Dr. Malcolm Jeeves ponders the question of why the Greeks did not go further in their scientific pursuits in his book "The Scientific Breakthrough and the Christian Faith". He notes that the unique combination of Greek thought with a particular branch of Christianity, namely the Reformed faith, gave rise to modern science. Jeeves writes:

It was with the new discovery of the Bible and its new reading at the time of the Reformation ... that the impetus for the development of science was given. This new reading of the Bible, along with all that was best in Greek thought, was destined to create that critical mass that gave rise to the chain reaction that ultimately led to the scientific nuclear explosion that began in the 16th century – the century of the beginning of the scientific revolution, which has continued and is gaining momentum today.

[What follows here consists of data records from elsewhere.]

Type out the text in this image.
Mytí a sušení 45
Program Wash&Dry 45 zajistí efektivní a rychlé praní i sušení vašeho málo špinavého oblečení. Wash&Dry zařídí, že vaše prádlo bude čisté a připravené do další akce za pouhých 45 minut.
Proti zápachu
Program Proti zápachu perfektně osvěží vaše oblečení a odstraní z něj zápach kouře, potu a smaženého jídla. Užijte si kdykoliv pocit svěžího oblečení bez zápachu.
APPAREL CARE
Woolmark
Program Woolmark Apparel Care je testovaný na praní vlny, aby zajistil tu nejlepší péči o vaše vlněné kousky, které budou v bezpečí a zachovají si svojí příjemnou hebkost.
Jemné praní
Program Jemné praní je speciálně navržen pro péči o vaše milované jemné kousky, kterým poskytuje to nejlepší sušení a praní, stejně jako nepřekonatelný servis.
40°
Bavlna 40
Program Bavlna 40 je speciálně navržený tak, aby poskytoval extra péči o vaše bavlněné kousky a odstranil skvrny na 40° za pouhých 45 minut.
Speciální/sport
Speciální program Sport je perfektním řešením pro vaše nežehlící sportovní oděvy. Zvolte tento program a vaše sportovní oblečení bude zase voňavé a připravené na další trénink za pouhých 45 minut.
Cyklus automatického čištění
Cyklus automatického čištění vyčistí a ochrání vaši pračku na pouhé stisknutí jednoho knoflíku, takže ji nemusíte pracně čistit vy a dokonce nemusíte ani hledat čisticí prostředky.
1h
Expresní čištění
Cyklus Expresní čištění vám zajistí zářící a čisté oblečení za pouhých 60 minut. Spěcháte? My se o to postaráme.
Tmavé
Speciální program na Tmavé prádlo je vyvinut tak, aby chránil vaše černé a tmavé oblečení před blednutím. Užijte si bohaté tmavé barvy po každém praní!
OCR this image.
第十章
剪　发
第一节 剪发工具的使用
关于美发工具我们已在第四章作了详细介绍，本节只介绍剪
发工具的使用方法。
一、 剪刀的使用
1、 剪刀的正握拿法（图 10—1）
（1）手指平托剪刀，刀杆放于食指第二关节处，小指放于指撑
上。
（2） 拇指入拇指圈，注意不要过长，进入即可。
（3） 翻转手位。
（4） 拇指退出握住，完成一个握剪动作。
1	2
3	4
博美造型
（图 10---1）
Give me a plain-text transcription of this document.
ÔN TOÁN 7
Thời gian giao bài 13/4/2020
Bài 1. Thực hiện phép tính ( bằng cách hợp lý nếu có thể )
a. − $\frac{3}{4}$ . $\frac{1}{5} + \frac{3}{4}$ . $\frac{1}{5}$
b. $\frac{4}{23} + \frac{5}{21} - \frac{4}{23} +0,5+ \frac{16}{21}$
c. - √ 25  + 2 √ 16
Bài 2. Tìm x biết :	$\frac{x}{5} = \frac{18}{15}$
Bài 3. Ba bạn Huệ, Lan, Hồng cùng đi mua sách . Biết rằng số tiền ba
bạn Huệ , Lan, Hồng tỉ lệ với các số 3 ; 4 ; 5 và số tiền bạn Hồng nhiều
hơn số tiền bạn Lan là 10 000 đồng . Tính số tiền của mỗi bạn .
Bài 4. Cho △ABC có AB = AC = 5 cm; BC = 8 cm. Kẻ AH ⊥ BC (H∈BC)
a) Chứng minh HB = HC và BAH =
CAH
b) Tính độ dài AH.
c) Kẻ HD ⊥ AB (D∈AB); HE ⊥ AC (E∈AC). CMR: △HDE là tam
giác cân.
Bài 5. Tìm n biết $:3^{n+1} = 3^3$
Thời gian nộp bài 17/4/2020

Science could not arise and did not arise not only among the Greeks, but also among the Jewish people for the simple reason that for the Jews, as you remember from the Psalms, nature was simply a reason for the praise of the Creator. "The heavens declare the glory of God; the skies proclaim the work of his hands" (Psalm 18:2).

Modern science could not arise among the Arabs either because of the Muslim religion. Aristotle's works, thought to have been lost to the Western world between about 500 and 1100, were preserved by the Arabs of North Africa and were returned to Europe in the 12th and 13th centuries. Unlike Plato, Aristotle's philosophy was more in line with a scientific approach to the study of nature, since it was based more on induction, while Platonic philosophy was based on a deductive way of thinking. Plato creates an ideal and then deduces all that exists from it. Aristotle, on the other hand, is more inclined to study the particular and then go to the general, to the principles that he induces from this particular. Due to the fact that the Arabs, including the Nestorian Christians, had access to Aristotelian thought, they generally made a greater contribution to the advancement of science in general and mathematics in particular than the Europeans in the Middle Ages. However, during all this time, the Arabs never created a single branch of scientific knowledge. And why? All this because of religion. Because of the fanaticism that prevails in the Muslim religion. If everything is fatalistically determined, then obviously there is no point in trying to influence the natural world in order to change something in it, since everything in it is unchangeable.
Science could never have arisen among the animists in Central or South Africa or any other part of the world, because they would never have begun to experiment with the natural world, because, according to their reasoning, gods or ancestral spirits live in everything - in stones, trees and animals.
Science could not have arisen in India among the Hindus, and in China among the Buddhists, because both Hinduism and Buddhism teach that the physical world is unreal, and that the only reality is the reality of the world soul, and therefore the great truth that everyone must grasp is the statement that the world is unreal. Accordingly, there is no point in wasting one's life studying something that is not reality in the first instance.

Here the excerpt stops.